Kita juga tidak boleh melupakan faktor "kendala/kenyamanan (constraint/convenience)" dalam 5C. Sederhananya, persepsi bahwa vaksin sulit diakses hanya akan mengecilkan hati orang yang menunggu untuk divaksinasi.
Razai sepakat masalah kenyamanan ini perlu dipertimbangkan, terutama bagi mereka yang berada di komunitas miskin yang mungkin kesulitan dengan waktu dan biaya perjalanan ke pusat vaksinasi. Dia menyarankan vaksinasi dilakukan di pusat-pusat komunitas lokal seperti tempat ibadah.
Membuka dialog
Tidak ada solusi yang mudah, tetapi otoritas kesehatan dapat terus memberikan informasi yang mudah dicerna dan akurat untuk mengatasi masalah utama. Menurut laporan baru-baru ini oleh Institut Inovasi Kesehatan Global (IGHI) Imperial College London, hambatan utama adalah kekhawatiran pasien tentang efek samping dan kekhawatiran bahwa vaksin belum diuji secara memadai.
Razai menyarankan edukasi tentang sejarah pengembangan vaksin diperbanyak. Penggunaan mRNA dalam vaksin telah dipelajari selama beberapa dekade, misalnya – dengan uji coba panjang yang menguji keamanannya.
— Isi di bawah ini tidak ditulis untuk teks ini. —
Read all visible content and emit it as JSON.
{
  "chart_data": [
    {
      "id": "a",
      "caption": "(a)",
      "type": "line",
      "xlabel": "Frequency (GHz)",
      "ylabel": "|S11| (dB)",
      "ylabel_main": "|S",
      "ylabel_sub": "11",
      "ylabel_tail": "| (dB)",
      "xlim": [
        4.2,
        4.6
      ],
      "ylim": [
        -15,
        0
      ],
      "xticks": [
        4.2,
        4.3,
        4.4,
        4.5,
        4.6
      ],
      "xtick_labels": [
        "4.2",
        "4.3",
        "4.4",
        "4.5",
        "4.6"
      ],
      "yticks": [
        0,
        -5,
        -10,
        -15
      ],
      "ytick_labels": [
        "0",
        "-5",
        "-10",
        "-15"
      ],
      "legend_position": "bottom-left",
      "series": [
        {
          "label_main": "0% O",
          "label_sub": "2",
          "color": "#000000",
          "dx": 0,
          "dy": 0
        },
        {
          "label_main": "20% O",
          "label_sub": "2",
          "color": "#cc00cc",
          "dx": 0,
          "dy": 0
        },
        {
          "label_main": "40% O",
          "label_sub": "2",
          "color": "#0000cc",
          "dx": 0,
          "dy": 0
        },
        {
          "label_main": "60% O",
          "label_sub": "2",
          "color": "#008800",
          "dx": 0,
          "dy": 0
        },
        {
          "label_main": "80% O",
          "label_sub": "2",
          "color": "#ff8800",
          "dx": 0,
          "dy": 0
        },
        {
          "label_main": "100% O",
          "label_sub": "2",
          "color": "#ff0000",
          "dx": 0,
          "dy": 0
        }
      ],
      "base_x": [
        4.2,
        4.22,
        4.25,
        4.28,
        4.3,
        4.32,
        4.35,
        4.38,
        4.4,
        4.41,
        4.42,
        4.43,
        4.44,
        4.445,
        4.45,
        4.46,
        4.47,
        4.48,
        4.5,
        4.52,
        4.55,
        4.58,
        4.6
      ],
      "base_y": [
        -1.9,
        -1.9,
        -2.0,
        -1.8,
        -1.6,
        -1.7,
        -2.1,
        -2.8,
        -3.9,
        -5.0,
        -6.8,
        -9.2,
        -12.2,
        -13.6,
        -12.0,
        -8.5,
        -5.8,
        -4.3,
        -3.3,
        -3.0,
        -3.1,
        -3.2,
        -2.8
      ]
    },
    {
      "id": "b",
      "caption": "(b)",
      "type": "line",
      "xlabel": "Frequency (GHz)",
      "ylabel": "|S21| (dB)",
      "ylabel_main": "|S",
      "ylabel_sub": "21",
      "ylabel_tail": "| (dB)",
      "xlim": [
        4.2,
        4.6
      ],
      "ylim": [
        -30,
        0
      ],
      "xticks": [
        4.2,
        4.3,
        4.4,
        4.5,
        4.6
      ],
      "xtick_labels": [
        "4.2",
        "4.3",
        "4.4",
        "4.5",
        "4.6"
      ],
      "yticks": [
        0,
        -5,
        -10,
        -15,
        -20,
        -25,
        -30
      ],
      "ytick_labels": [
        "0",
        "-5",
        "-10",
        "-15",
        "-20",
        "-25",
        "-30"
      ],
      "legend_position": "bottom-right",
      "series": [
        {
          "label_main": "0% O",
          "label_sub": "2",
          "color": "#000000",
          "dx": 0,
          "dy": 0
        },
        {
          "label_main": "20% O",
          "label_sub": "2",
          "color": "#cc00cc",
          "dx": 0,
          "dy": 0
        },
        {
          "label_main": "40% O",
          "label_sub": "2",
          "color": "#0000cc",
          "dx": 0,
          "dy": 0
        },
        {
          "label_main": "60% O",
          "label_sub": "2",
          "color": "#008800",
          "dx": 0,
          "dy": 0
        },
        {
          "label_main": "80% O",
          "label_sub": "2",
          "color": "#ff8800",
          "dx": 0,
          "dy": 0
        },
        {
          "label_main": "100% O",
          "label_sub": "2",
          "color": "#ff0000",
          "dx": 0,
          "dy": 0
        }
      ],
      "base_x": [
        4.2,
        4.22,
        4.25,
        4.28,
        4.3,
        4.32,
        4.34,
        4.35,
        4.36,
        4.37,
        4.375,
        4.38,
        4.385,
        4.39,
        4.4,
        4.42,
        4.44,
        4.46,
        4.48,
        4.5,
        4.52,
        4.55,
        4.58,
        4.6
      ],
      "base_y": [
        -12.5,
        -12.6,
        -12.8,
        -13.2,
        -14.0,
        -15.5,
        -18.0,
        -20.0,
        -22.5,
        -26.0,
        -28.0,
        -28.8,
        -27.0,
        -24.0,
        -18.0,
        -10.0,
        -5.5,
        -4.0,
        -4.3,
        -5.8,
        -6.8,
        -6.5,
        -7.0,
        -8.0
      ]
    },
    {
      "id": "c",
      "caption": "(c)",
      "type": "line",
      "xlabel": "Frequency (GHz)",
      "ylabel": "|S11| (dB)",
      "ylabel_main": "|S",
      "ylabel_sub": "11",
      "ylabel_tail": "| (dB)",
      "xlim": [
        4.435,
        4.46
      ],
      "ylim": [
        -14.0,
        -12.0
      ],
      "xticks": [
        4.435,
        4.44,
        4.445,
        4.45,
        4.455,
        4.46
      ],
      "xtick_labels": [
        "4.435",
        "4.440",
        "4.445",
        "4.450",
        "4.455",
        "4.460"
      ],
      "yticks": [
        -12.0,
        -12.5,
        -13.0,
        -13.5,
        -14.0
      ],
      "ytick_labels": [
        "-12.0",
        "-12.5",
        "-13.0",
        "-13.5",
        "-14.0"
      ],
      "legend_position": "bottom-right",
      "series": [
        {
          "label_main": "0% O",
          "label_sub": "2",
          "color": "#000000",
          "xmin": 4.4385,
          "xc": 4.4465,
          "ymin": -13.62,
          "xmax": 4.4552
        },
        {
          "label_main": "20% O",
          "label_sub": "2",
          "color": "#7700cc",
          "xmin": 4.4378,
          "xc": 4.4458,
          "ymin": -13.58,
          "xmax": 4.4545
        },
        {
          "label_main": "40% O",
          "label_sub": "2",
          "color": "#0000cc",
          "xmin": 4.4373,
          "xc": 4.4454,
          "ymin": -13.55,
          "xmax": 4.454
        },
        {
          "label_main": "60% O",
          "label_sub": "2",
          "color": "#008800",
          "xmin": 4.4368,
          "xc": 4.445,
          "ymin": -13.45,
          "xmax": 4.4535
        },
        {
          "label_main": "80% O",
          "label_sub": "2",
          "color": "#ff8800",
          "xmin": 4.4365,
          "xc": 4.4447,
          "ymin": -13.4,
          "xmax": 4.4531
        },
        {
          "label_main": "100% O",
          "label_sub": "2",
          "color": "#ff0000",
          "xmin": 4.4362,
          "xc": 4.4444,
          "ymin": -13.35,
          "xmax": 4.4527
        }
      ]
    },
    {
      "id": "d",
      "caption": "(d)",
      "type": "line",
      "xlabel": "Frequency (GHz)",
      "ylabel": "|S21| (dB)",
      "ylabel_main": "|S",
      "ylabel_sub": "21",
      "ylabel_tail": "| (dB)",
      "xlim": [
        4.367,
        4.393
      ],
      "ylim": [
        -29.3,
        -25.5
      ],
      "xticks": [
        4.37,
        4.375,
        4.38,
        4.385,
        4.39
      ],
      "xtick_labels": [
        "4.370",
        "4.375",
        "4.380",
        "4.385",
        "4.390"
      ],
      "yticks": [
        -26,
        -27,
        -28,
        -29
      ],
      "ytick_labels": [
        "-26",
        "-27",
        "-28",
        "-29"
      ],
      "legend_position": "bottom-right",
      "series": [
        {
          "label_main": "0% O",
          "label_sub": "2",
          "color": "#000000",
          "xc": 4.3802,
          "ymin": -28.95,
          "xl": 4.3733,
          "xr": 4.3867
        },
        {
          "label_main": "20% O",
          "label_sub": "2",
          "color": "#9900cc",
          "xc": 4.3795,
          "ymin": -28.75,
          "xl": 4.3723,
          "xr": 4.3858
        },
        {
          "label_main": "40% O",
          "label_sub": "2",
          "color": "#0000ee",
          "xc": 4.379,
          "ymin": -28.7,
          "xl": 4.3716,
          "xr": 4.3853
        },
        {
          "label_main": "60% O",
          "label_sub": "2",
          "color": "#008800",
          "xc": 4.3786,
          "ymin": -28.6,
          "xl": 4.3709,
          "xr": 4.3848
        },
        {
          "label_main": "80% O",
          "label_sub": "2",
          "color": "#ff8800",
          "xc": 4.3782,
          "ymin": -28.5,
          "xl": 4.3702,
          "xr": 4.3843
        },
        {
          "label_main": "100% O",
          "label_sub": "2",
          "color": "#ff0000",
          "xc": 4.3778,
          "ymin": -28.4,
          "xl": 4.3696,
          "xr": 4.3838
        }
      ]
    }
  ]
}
Ini berarti teknik ini dapat dengan cepat diadaptasi untuk pandemi.
"Tidak satu pun dari teknologi yang telah digunakan akan berbahaya karena kami telah menggunakan teknologi ini di bidang lain dalam perawatan kesehatan dan penelitian," kata Razai.
Sarah Jones, seorang peneliti doktoral yang ikut memimpin laporan IGHI, menyarankan pemerintah bekerja lebih kreatif dengan banyak mitra komunikasi yang efektif. Misalnya dengan kolaborasi dengan influencer di setiap komunitas, yang dapat memberikan informasi yang konsisten dan akurat tentang risiko dan manfaat vaksin.
Razai mengatakan, lembaga kesehatan juga perlu terlibat dalam dialog terbuka.
"Kita harus mendengarkan kekhawatiran orang, menjawab mereka, dan memberi mereka informasi sehingga mereka dapat membuat keputusan yang tepat."
Saleska setuju penting untuk terlibat dalam percakapan dua arah.
"Bersikap hormat dan mengakui keprihatinan mereka - saya pikir itu sebenarnya bisa lebih penting daripada hanya mengungkapkan fakta atau statistik," katanya.
"Sering kali, ini lebih tentang hubungan pribadi daripada tentang informasi aktual yang Anda berikan."